February 4, 2002
Enron pocketed PGE ratepayer taxes
Since Enron purchased PGE in 1997, the Houston-based company reported more than $2.68 billion in profits but paid just $17 million in federal income taxes in its first year of ownership and nothing in the three following years, according Citizens for Tax Justice, a group that advocates tighter tax laws.
During that period, PGE sent the company $89.3 million a year on average in tax checks, Portland-based PGE officials said. Enron filed a consolidated return for all of its holdings, they said.
What happened to the money then is Enron's concern, not PGE's, they said.
"We were following the letter of the law," said Scott Simms, PGE spokesman.
Enron did not immediately return calls.
There is apparently nothing illegal about the Enron-PGE tax arrangement, where PGE, as a subsidiary sent its payment for taxes to its Texas parent. As of May 2001, subsidiary utilities no longer pay taxes through their parent companies, Simms said.
Houston-based Enron filed for Chapter 11 bankruptcy on Dec. 2 amid disclosures that the company hid large amounts of debt in a web of off-the-books partnerships.
Thousands of employees, including hundreds in Portland, have been laid off. Others have suffered complete losses to their retirement savings as Enron's stock has crashed.
In the 4½ years Enron has owned PGE, it has received at least $608 million in profits and taxes from the Portland utility.
On Jan. 17, Citizens for Tax Justice released a detailed analysis of Enron's tax payments based on the company's own financial statements. The 23-year-old nonpartisan group's analysis has been widely cited.

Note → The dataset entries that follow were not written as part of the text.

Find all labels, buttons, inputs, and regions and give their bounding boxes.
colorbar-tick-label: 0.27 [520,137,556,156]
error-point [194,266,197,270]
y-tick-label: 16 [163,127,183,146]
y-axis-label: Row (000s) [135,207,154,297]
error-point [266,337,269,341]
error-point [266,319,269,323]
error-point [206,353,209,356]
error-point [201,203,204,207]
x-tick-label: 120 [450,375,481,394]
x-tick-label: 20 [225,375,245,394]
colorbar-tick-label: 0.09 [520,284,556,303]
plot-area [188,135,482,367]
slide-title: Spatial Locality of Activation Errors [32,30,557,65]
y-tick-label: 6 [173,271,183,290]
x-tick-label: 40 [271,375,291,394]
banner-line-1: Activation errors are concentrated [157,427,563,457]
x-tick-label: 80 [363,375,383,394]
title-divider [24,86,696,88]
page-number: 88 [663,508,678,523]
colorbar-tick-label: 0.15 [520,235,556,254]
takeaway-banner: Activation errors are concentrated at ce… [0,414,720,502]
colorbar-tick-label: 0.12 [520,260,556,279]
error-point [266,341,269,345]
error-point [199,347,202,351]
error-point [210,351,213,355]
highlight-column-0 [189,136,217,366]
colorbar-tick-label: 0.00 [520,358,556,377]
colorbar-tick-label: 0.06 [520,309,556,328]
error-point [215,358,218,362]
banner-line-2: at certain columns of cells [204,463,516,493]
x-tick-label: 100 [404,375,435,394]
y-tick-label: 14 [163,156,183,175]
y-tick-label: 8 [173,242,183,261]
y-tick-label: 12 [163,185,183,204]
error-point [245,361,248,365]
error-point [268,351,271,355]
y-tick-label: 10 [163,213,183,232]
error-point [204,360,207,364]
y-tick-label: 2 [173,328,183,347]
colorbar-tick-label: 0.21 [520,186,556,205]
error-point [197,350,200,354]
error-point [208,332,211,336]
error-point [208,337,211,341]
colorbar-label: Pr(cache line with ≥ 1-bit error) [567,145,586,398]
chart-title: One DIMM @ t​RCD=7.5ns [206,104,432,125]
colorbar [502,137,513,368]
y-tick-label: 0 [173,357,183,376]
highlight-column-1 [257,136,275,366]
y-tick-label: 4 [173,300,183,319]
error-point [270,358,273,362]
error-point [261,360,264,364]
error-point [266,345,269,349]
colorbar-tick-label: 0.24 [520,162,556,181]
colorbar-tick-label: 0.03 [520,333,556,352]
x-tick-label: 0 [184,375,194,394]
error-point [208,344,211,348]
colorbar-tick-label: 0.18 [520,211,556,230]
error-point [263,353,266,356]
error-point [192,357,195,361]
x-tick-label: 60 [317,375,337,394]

The money PGE paid for federal taxes came directly from ratepayers, Simms confirmed. The utility has about 730,000 customers.
In the fall of 2001, PGE raised rates 31.5 percent for residential users and 50 percent for commercial users.
In addition to the tax money, PGE paid $251 million in profits to Enron from 1997 to the third quarter of 2001.
Enron did its best to "pick PGE clean," said Erick Johnson, a Portland lawyer who represents utilities but does not represent PGE or Enron.